Questi scritti per Bourgeois avevano molteplici funzioni: erano uno strumento per affrontare la seduta di analisi; avevano un valore terapeutico per calmarsi e liberarsi dall’ansia; costituivano la misura del lavoro che aveva già fatto, e più in generale delle forme, dei processi e delle motivazioni; le permettevano di definire le sue emozioni con più precisione fissandole nel tempo. Rappresentano un contributo originale non solo al campo della psicoanalisi ma anche a quello del femminismo. Forniscono una prospettiva unica su temi come la formazione dei simboli, il romanticismo familiare, le identificazioni materne e paterne, il lutto e la malinconia, la sublimazione. Ovvero, i temi che Bourgeois ha affrontato come artista. Emerge allora chiaro l’obiettivo dell’esposizione, che mostra come il fare arte e la psicoanalisi non fossero per Louise Bourgeois attività distinte bensì punti di un unico percorso, tanto che a volte è difficile definire dove finisca l’una e inizi l’altra.

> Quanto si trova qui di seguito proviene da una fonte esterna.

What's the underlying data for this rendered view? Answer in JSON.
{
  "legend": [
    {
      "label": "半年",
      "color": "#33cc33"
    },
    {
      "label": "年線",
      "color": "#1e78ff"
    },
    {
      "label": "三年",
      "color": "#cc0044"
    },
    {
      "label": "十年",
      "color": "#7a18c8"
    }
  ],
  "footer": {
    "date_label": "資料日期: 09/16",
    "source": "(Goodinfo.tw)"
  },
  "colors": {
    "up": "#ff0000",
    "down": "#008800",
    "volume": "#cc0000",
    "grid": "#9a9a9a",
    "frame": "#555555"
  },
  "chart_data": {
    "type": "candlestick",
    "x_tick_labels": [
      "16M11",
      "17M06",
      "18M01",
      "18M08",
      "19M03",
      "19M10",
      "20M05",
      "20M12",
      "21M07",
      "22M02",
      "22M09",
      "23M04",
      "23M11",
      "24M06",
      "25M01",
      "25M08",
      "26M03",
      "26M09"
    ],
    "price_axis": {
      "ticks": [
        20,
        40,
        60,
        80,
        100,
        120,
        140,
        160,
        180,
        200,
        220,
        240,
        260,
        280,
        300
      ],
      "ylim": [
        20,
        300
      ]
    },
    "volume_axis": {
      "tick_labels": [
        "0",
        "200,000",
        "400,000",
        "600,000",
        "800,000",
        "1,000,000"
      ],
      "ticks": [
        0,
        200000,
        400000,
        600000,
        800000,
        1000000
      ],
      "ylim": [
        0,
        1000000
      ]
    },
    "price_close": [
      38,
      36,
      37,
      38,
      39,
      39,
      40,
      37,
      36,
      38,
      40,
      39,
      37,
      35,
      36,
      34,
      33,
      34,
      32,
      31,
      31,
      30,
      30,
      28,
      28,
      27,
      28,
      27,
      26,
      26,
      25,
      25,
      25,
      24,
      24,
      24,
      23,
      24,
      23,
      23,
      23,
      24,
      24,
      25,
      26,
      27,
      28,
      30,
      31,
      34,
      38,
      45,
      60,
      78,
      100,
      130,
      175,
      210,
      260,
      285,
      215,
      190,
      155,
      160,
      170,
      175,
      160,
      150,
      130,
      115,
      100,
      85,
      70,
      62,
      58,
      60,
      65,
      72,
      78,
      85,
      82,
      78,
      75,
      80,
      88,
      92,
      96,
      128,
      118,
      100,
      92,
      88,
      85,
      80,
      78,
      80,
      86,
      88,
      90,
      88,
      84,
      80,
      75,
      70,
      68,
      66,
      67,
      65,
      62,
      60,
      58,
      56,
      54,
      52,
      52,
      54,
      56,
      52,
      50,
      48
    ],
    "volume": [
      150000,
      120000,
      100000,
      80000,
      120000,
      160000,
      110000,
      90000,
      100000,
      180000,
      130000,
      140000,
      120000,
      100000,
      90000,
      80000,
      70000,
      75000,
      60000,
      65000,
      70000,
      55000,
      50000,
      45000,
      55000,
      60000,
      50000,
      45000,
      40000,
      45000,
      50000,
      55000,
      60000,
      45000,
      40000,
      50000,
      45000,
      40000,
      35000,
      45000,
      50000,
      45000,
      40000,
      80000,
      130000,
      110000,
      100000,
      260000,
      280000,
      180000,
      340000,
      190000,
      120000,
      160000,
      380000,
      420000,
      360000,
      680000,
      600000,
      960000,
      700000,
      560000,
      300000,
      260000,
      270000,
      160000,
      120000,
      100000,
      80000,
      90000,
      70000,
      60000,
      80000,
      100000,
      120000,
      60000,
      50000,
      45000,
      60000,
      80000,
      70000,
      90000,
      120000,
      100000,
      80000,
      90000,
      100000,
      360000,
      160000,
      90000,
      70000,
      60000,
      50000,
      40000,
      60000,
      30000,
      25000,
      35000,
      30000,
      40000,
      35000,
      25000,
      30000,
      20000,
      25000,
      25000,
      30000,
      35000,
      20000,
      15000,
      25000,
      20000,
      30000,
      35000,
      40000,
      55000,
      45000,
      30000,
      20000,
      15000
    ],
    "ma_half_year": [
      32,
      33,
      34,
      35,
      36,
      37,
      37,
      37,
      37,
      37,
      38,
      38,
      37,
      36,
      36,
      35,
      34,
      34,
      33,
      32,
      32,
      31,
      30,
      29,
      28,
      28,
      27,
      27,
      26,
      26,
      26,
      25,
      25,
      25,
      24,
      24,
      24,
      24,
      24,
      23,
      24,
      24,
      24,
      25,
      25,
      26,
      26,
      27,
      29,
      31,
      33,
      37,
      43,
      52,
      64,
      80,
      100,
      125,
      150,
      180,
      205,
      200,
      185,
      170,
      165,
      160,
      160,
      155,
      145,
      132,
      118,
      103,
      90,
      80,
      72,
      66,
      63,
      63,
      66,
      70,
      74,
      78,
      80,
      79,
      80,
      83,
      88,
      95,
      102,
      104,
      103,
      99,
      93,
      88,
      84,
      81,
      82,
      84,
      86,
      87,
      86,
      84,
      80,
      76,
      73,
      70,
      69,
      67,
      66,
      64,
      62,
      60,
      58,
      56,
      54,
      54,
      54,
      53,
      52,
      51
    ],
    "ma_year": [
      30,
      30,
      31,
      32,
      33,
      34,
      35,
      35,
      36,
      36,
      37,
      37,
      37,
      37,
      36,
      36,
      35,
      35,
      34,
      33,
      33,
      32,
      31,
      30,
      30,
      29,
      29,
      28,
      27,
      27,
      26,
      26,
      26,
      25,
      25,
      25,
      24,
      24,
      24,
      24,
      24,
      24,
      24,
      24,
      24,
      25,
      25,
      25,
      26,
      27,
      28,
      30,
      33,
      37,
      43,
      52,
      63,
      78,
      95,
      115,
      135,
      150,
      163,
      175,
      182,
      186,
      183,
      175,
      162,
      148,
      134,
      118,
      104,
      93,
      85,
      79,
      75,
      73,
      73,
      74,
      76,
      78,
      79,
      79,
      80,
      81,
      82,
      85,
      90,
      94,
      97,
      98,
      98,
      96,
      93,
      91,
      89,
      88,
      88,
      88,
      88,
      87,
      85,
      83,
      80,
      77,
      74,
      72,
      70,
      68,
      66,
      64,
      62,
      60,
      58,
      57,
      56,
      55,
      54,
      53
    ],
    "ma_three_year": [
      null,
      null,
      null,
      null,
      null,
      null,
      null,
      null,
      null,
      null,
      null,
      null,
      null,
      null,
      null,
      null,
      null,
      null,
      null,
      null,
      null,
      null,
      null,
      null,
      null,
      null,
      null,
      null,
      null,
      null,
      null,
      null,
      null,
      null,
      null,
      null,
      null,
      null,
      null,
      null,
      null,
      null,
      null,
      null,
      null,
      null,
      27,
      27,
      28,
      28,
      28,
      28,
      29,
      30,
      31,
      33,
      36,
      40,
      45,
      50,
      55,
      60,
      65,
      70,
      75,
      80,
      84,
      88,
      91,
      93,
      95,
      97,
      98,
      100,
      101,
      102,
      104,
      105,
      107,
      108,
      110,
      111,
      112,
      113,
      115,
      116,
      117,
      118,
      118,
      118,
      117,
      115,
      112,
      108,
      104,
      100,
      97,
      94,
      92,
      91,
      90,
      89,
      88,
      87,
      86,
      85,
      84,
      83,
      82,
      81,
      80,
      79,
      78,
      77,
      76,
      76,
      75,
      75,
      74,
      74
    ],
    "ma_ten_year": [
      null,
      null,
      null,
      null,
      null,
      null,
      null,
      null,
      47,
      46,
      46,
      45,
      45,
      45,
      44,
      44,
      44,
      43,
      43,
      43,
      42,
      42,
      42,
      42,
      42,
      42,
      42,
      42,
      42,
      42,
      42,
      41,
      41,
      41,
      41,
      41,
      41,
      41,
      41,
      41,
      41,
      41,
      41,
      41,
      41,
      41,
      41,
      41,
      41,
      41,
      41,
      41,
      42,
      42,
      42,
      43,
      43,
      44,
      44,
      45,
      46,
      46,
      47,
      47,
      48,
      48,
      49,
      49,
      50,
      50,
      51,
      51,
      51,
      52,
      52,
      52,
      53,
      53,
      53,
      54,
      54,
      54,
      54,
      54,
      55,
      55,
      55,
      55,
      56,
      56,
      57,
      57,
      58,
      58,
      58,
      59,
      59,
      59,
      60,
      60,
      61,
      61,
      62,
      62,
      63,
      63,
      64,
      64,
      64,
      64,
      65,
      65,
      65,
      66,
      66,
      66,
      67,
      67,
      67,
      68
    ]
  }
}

Questa mostra inquadra un momento specifico attraverso la lente del complesso di Edipo, che è sia la pietra angolare della psicoanalisi freudiana sia il nucleo traumatico dell’organizzazione psichica dell’artista. Che ha lavorato a lungo sul suo rapporto con la figura paterna, non solo reale, ma anche putativa come è stata quella di Freud, di cui critica la visione della sessualità femminile, secondo Bourgeois totalmente incompresa come la personalità dell’artista creativo. L’elaborazione psicanalitica dunque tocca anche il padre di quella stessa disciplina, nella relazione complessa con Luoise Bourgeois mentre lei stessa elabora la relazione con il proprio padre biologico.
Un doppio carpiato. In effetti l’intera esposizione ha il sapore di un tuffo acrobatico, ma è molto interessante il lavoro proposto dal curatore che si sofferma sullo spazio relazionale di un triangolo amoroso decisamente originale, quello tra psicanalisi, Louise Bourgeois e produzione artistica, alla luce della figura del padre. Che, tornando all’immagine del tuffo, è quasi una meditazione sul rapporto tra spinta dei piedi, altezza del trampolino e amore per la bellezza da parte del tuffatore (che cercherà l’armonia nel movimento necessario a raggiungere l’acqua), con l’allenatore nel cuore. O forse vale la pena di semplificare, alleggerire. Perché in realtà questa è una mostra sull’amore. Con tutte le contraddizioni che questa parola porta con sé. Come scrivono i curatori, chiamare Bourgeois “figlia di Freud” significa invocare filiazione e resistenza, somiglianza e dissenso, e sottolineare l’importanza centrale della psicoanalisi nella realizzazione della sua misteriosa e idiosincratica produzione artistica.
La mostra è visibile al Jewish Museum sino al 12 settembre 2021.
Straordinaria artista sincera e provocatoria.sconcertante coraggiosa guerriera del suo inconscio. Cruda.